Günümüz İnsanının Çeşitli Rableri


Günümüzde, insanların, vicdanlarında inanıp kabul ettikleri rabla, yaşantılarında, hükümlerine teslim oldukları rablar aynı değildir. Teorik olarak inandıklarını ifade ettikleri ALLAH 'ın rablığını, vicdanlarına hapseden günümüz insanlarının pek çoğu, pratik hayatlarında ALLAH 'tan başka rabların emirlerine ve hükümlerine teslim olmaktadırlar. Üzülerek belirtelim ki, insanların pek çoğunun mâruz kaldığı en büyük tehlike, ALLAH 'ı günlük yaşantılarında rab kabul edemeyişleridir.

Onlar, bir yandan mü'min ve müslüman olduklarını söylerlerken, diğer yandan da ALLAH 'ın emir ve yasaklarını bir tarafa atarak çeşitli varlıkların ve rehber edindikleri önderlerinin emirlerine uyarlar. Onların koyduğu gayr-ı meşrû hükümlere gönüllü olarak itaat ederler; böylece ALLAH 'tan başkalarını rab edinmiş olurlar. "Lâ"sı olmayan bir inanç yaygınlaştırılıyor; herşeyle, özellikle egemen tüm güçlerle ve onların rab anlayışlarıyla uzlaşan, tepkisiz, laik müslümanlık (!). ALLAH 'a inanan, ama tâğuta itaattan ayrılmayan, ALLAH 'a inanan ve tâğutların ilke ve hükümlerini kabul ettiğini ifade eden, hakla bâtılın karıştığı bir din!

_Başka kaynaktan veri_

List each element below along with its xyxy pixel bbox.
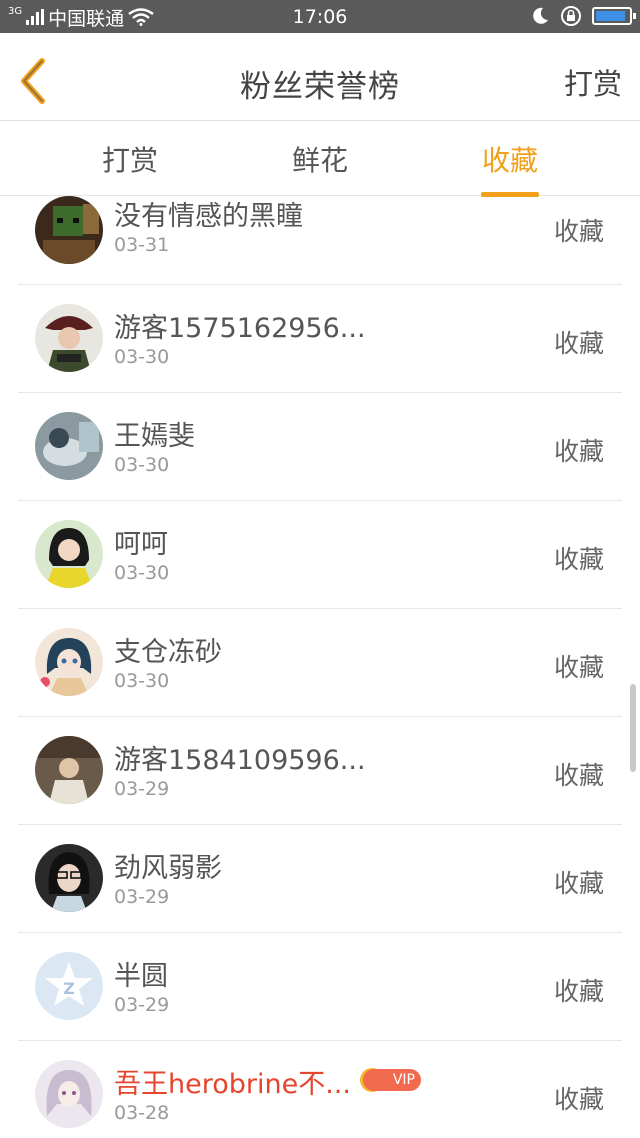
favorite-label: 收藏: [553, 761, 604, 790]
tab-label: 打赏: [101, 144, 158, 177]
list-item[interactable]: Z 半圆 03-29 收藏: [18, 932, 622, 1041]
favorite-label: 收藏: [553, 437, 604, 466]
reward-button[interactable]: 打赏: [564, 61, 622, 103]
avatar[interactable]: [35, 1060, 103, 1128]
fan-list[interactable]: 没有情感的黑瞳 03-31 收藏 游客1575162956... 03-30 收…: [0, 196, 640, 1138]
list-item[interactable]: 游客1584109596... 03-29 收藏: [18, 716, 622, 825]
tab-favorites[interactable]: 收藏: [450, 139, 570, 197]
user-date: 03-30: [114, 346, 170, 368]
tab-reward[interactable]: 打赏: [70, 139, 190, 179]
user-name: 游客1584109596...: [114, 745, 366, 776]
tab-label: 收藏: [481, 144, 538, 177]
user-date: 03-30: [114, 562, 170, 584]
vip-badge: VIP: [363, 1069, 421, 1091]
list-item[interactable]: 呵呵 03-30 收藏: [18, 500, 622, 609]
list-item[interactable]: 游客1575162956... 03-30 收藏: [18, 284, 622, 393]
page-title: 粉丝荣誉榜: [240, 69, 400, 105]
tab-flowers[interactable]: 鲜花: [260, 139, 380, 179]
user-name: 吾王herobrine不...: [114, 1069, 351, 1100]
avatar[interactable]: [35, 844, 103, 912]
user-name: 没有情感的黑瞳: [114, 201, 303, 232]
user-date: 03-31: [114, 234, 170, 256]
list-item[interactable]: 王嫣斐 03-30 收藏: [18, 392, 622, 501]
user-date: 03-29: [114, 886, 170, 908]
svg-text:Z: Z: [63, 979, 75, 998]
tab-label: 鲜花: [291, 144, 348, 177]
battery-icon: [592, 7, 636, 25]
list-item[interactable]: 劲风弱影 03-29 收藏: [18, 824, 622, 933]
tab-bar: 打赏 鲜花 收藏: [0, 121, 640, 197]
user-name: 游客1575162956...: [114, 313, 366, 344]
favorite-label: 收藏: [553, 653, 604, 682]
moon-icon: [533, 7, 548, 24]
scrollbar[interactable]: [630, 684, 636, 772]
user-date: 03-28: [114, 1102, 170, 1124]
list-item[interactable]: 吾王herobrine不... VIP 03-28 收藏: [18, 1040, 622, 1138]
favorite-label: 收藏: [553, 329, 604, 358]
favorite-label: 收藏: [553, 545, 604, 574]
status-bar: 3G 中国联通 17:06: [0, 0, 640, 33]
user-name: 呵呵: [114, 529, 168, 560]
user-name: 半圆: [114, 961, 168, 992]
favorite-label: 收藏: [553, 977, 604, 1006]
favorite-label: 收藏: [553, 217, 604, 246]
user-date: 03-29: [114, 994, 170, 1016]
avatar[interactable]: [35, 196, 103, 264]
header-bar: 粉丝荣誉榜 打赏: [0, 33, 640, 121]
user-date: 03-30: [114, 670, 170, 692]
avatar[interactable]: [35, 736, 103, 804]
avatar[interactable]: [35, 304, 103, 372]
avatar[interactable]: [35, 520, 103, 588]
avatar[interactable]: Z: [35, 952, 103, 1020]
avatar[interactable]: [35, 412, 103, 480]
user-name: 劲风弱影: [114, 853, 222, 884]
favorite-label: 收藏: [553, 869, 604, 898]
rotation-lock-icon: [561, 6, 581, 26]
user-name: 王嫣斐: [114, 421, 195, 452]
list-item[interactable]: 没有情感的黑瞳 03-31 收藏: [18, 196, 622, 285]
avatar[interactable]: [35, 628, 103, 696]
user-date: 03-30: [114, 454, 170, 476]
user-name: 支仓冻砂: [114, 637, 222, 668]
list-item[interactable]: 支仓冻砂 03-30 收藏: [18, 608, 622, 717]
favorite-label: 收藏: [553, 1085, 604, 1114]
battery-level: [596, 11, 625, 21]
status-right: [530, 5, 636, 27]
user-date: 03-29: [114, 778, 170, 800]
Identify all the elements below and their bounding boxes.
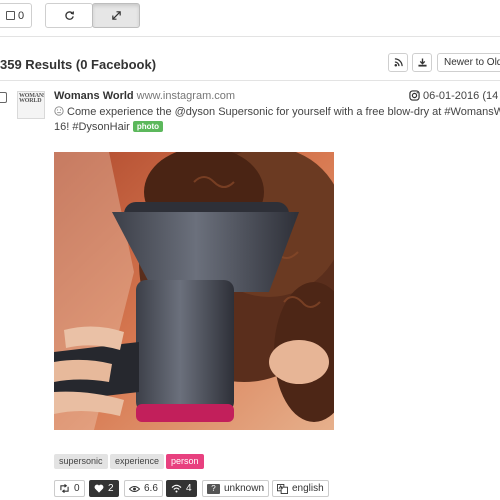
author-domain[interactable]: www.instagram.com bbox=[137, 90, 235, 102]
view-value: 6.6 bbox=[144, 483, 158, 494]
neutral-face-icon bbox=[54, 106, 64, 116]
language-value: english bbox=[292, 483, 324, 494]
wifi-icon bbox=[171, 484, 182, 493]
expand-button[interactable] bbox=[92, 3, 140, 28]
instagram-icon bbox=[409, 90, 420, 101]
tag-person[interactable]: person bbox=[166, 454, 204, 469]
post-text: Come experience the @dyson Supersonic fo… bbox=[67, 106, 500, 118]
checkbox-icon bbox=[5, 11, 15, 20]
refresh-icon bbox=[64, 11, 74, 20]
post-photo[interactable] bbox=[54, 152, 334, 430]
tag-experience[interactable]: experience bbox=[110, 454, 165, 469]
refresh-button[interactable] bbox=[45, 3, 93, 28]
rss-button[interactable] bbox=[388, 53, 408, 72]
sort-label: Newer to Old bbox=[444, 57, 500, 68]
select-all-button[interactable]: 0 bbox=[0, 3, 32, 28]
retweet-value: 0 bbox=[74, 483, 80, 494]
signal-value: 4 bbox=[186, 483, 192, 494]
post-text-line-2: 16! #DysonHair photo bbox=[54, 121, 164, 133]
heart-icon bbox=[94, 484, 104, 493]
signal-score[interactable]: 4 bbox=[166, 480, 197, 497]
results-divider bbox=[0, 80, 500, 81]
download-icon bbox=[417, 58, 427, 67]
author-name[interactable]: Womans World bbox=[54, 90, 134, 102]
sentiment-badge[interactable]: ? unknown bbox=[202, 480, 270, 497]
results-count: 359 Results (0 Facebook) bbox=[0, 57, 157, 72]
post-select-checkbox[interactable] bbox=[0, 92, 7, 103]
select-count: 0 bbox=[17, 9, 25, 22]
view-count[interactable]: 6.6 bbox=[124, 480, 163, 497]
sort-dropdown[interactable]: Newer to Old bbox=[437, 53, 500, 72]
translate-icon bbox=[277, 483, 288, 494]
like-count[interactable]: 2 bbox=[89, 480, 119, 497]
retweet-count[interactable]: 0 bbox=[54, 480, 85, 497]
retweet-icon bbox=[60, 484, 69, 493]
post-author[interactable]: Womans World www.instagram.com bbox=[54, 90, 235, 102]
post-text-line-1: Come experience the @dyson Supersonic fo… bbox=[54, 106, 500, 118]
post-text-continued: 16! #DysonHair bbox=[54, 121, 130, 133]
post-date: 06-01-2016 (14 bbox=[423, 90, 499, 102]
photo-label: photo bbox=[132, 121, 164, 132]
sentiment-value: unknown bbox=[224, 483, 265, 494]
like-value: 2 bbox=[108, 483, 114, 494]
expand-icon bbox=[111, 11, 121, 20]
photo-image bbox=[54, 152, 334, 430]
toolbar-divider bbox=[0, 36, 500, 37]
download-button[interactable] bbox=[412, 53, 432, 72]
eye-icon bbox=[129, 485, 140, 492]
avatar-logo-text: WOMANS WORLD bbox=[19, 93, 45, 104]
question-icon: ? bbox=[207, 483, 220, 494]
rss-icon bbox=[394, 58, 403, 67]
tag-supersonic[interactable]: supersonic bbox=[54, 454, 108, 469]
language-badge[interactable]: english bbox=[272, 480, 329, 497]
avatar[interactable]: WOMANS WORLD bbox=[17, 91, 45, 119]
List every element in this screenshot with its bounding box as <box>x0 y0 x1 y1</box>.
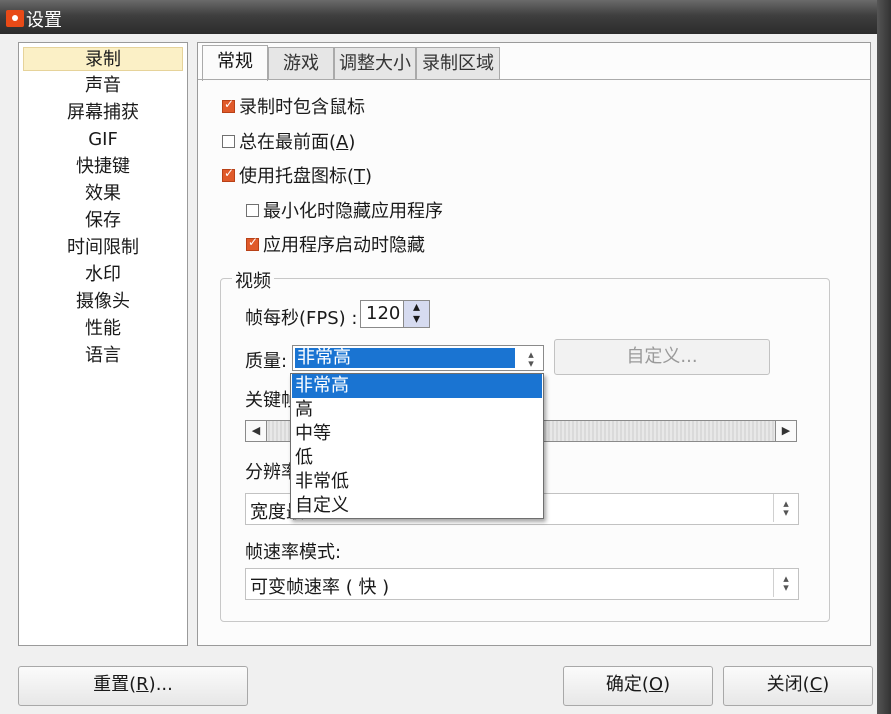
quality-option-high[interactable]: 高 <box>292 398 542 422</box>
settings-panel: 常规 游戏 调整大小 录制区域 录制时包含鼠标 总在最前面(A) 使用托盘图标(… <box>197 42 871 646</box>
window-edge <box>877 0 891 714</box>
sidebar-item-save[interactable]: 保存 <box>23 209 183 233</box>
fps-label: 帧每秒(FPS) : <box>245 308 358 329</box>
sidebar-item-gif[interactable]: GIF <box>23 128 183 152</box>
tab-record-area[interactable]: 录制区域 <box>416 47 500 80</box>
sidebar-item-hotkeys[interactable]: 快捷键 <box>23 155 183 179</box>
video-group-title: 视频 <box>232 267 274 293</box>
title-bar[interactable] <box>0 0 891 34</box>
resolution-arrow: ▴ ▾ <box>773 494 798 522</box>
quality-select[interactable]: 非常高 ▴ ▾ <box>292 345 544 371</box>
quality-dropdown-list: 非常高 高 中等 低 非常低 自定义 <box>290 373 544 519</box>
checkbox-checked-icon <box>222 166 235 182</box>
sidebar-item-webcam[interactable]: 摄像头 <box>23 290 183 314</box>
always-on-top-label: 总在最前面(A) <box>239 132 356 153</box>
quality-option-medium[interactable]: 中等 <box>292 422 542 446</box>
sidebar-item-audio[interactable]: 声音 <box>23 74 183 98</box>
tab-game[interactable]: 游戏 <box>268 47 334 80</box>
spin-arrows-icon[interactable]: ▴ ▾ <box>403 300 429 327</box>
checkbox-checked-icon <box>222 97 235 113</box>
tab-divider <box>198 79 870 80</box>
chevron-updown-icon: ▴ ▾ <box>528 348 534 370</box>
close-button[interactable]: 关闭(C) <box>723 666 873 706</box>
fps-stepper[interactable]: 120 ▴ ▾ <box>360 300 430 328</box>
quality-value: 非常高 <box>295 348 515 368</box>
chevron-updown-icon: ▴ ▾ <box>783 572 789 594</box>
frame-rate-mode-select[interactable]: 可变帧速率 ( 快 ) ▴ ▾ <box>245 568 799 600</box>
window-title: 设置 <box>26 10 62 31</box>
checkbox-unchecked-icon <box>246 203 259 217</box>
hide-on-minimize-label: 最小化时隐藏应用程序 <box>263 201 443 222</box>
sidebar-item-watermark[interactable]: 水印 <box>23 263 183 287</box>
always-on-top-checkbox[interactable]: 总在最前面(A) <box>222 129 355 153</box>
hide-on-minimize-checkbox[interactable]: 最小化时隐藏应用程序 <box>246 198 443 222</box>
quality-option-very-high[interactable]: 非常高 <box>292 374 542 398</box>
sidebar: 录制 声音 屏幕捕获 GIF 快捷键 效果 保存 时间限制 水印 摄像头 性能 … <box>18 42 188 646</box>
quality-option-custom[interactable]: 自定义 <box>292 494 542 518</box>
include-cursor-checkbox[interactable]: 录制时包含鼠标 <box>222 94 365 118</box>
custom-quality-button[interactable]: 自定义... <box>554 339 770 375</box>
include-cursor-label: 录制时包含鼠标 <box>239 97 365 118</box>
sidebar-item-record[interactable]: 录制 <box>23 47 183 71</box>
chevron-updown-icon: ▴ ▾ <box>783 497 789 519</box>
sidebar-item-time-limit[interactable]: 时间限制 <box>23 236 183 260</box>
checkbox-unchecked-icon <box>222 134 235 148</box>
tab-resize[interactable]: 调整大小 <box>334 47 416 80</box>
hide-on-start-label: 应用程序启动时隐藏 <box>263 235 425 256</box>
frame-rate-mode-label: 帧速率模式: <box>245 542 342 563</box>
sidebar-item-performance[interactable]: 性能 <box>23 317 183 341</box>
sidebar-item-language[interactable]: 语言 <box>23 344 183 368</box>
checkbox-checked-icon <box>246 235 259 251</box>
frame-rate-mode-arrow: ▴ ▾ <box>773 569 798 597</box>
slider-left-arrow-icon[interactable]: ◀ <box>246 421 267 441</box>
slider-right-arrow-icon[interactable]: ▶ <box>775 421 796 441</box>
app-icon <box>6 10 24 27</box>
tab-general[interactable]: 常规 <box>202 45 268 81</box>
quality-option-very-low[interactable]: 非常低 <box>292 470 542 494</box>
fps-value: 120 <box>366 303 401 324</box>
quality-option-low[interactable]: 低 <box>292 446 542 470</box>
quality-label: 质量: <box>245 351 288 372</box>
sidebar-item-effects[interactable]: 效果 <box>23 182 183 206</box>
sidebar-item-screen-capture[interactable]: 屏幕捕获 <box>23 101 183 125</box>
ok-button[interactable]: 确定(O) <box>563 666 713 706</box>
hide-on-start-checkbox[interactable]: 应用程序启动时隐藏 <box>246 232 425 256</box>
tray-icon-label: 使用托盘图标(T) <box>239 166 373 187</box>
reset-button[interactable]: 重置(R)... <box>18 666 248 706</box>
tray-icon-checkbox[interactable]: 使用托盘图标(T) <box>222 163 372 187</box>
frame-rate-mode-value: 可变帧速率 ( 快 ) <box>250 577 390 598</box>
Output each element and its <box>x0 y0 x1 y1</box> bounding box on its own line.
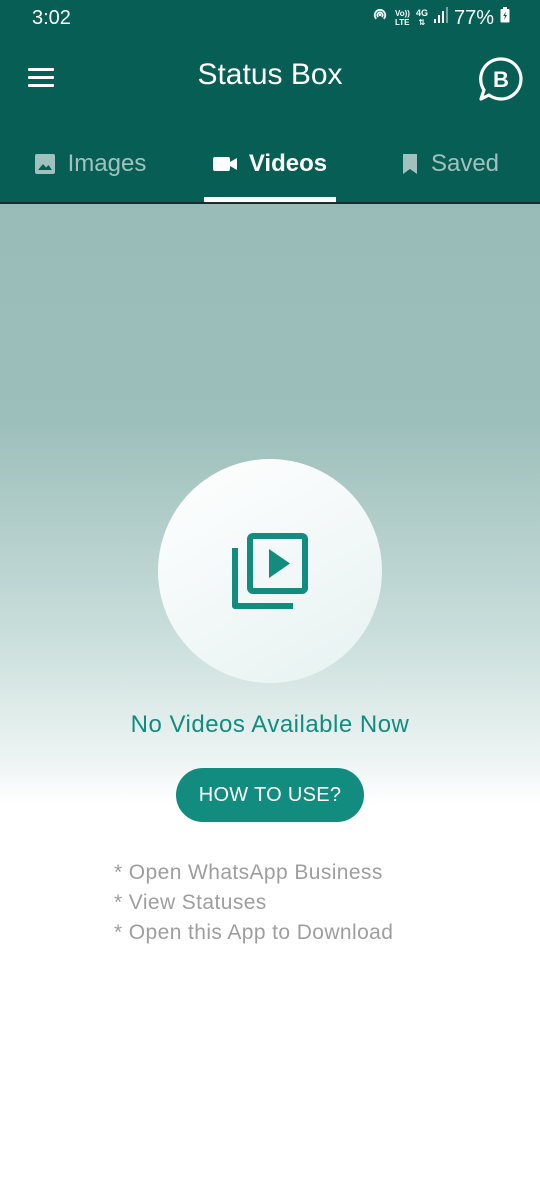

Kur'an'ın eski kavimleri ve peygamberleri anlattığı âyetlerinden anlaşılmaktadır ki, en eski asırlardan, kendi nüzûlü zamanına kadar, sapıklık ve inanç bozukluğu ile tanıttığı tüm toplumların, doğrudan ALLAH 'ın varlığını inkâr etmediklerini görüyoruz. Ancak onların hepsinin müşterek sapıklıkları; ALLAH 'ın mutlak rablığını kabul etmeyişleri, ALLAH 'ın yaratıcı olduğuna inansalar da O'nun tek rablığına pek çok varlıkları ortak etmeleridir. Rablığın bir kısım özelliklerini ALLAH 'tan başkalarında görmeleri, ahlâkî, sosyal ve kişisel hayatları için gerekli olan emir ve kuralları, ALLAH 'tan başkalarından almalarıdır. Bunun için, insanların pek çoğu, ya doğrudan doğruya ALLAH 'tan başka rablar olduğuna inanıyorlar, veya ALLAH 'ın rablığına teorik olarak inansalar da pratik hayatlarında ALLAH 'tan başkalarının rablığına teslim oluyorlar. İşte rab konusunda, peygamberlerin her asırda yıkmak istedikleri asıl sapıklık budur. Hükmü sadece göklere geçen; dünyaya, insanlara, yönetime, sosyal ve siyasal hayata... karışmayan bir ALLAH inancı. Yani göklerin rabbı. Halbuki ALLAH ; göklerin, yerin, bütün âlemlerin rabbıdır.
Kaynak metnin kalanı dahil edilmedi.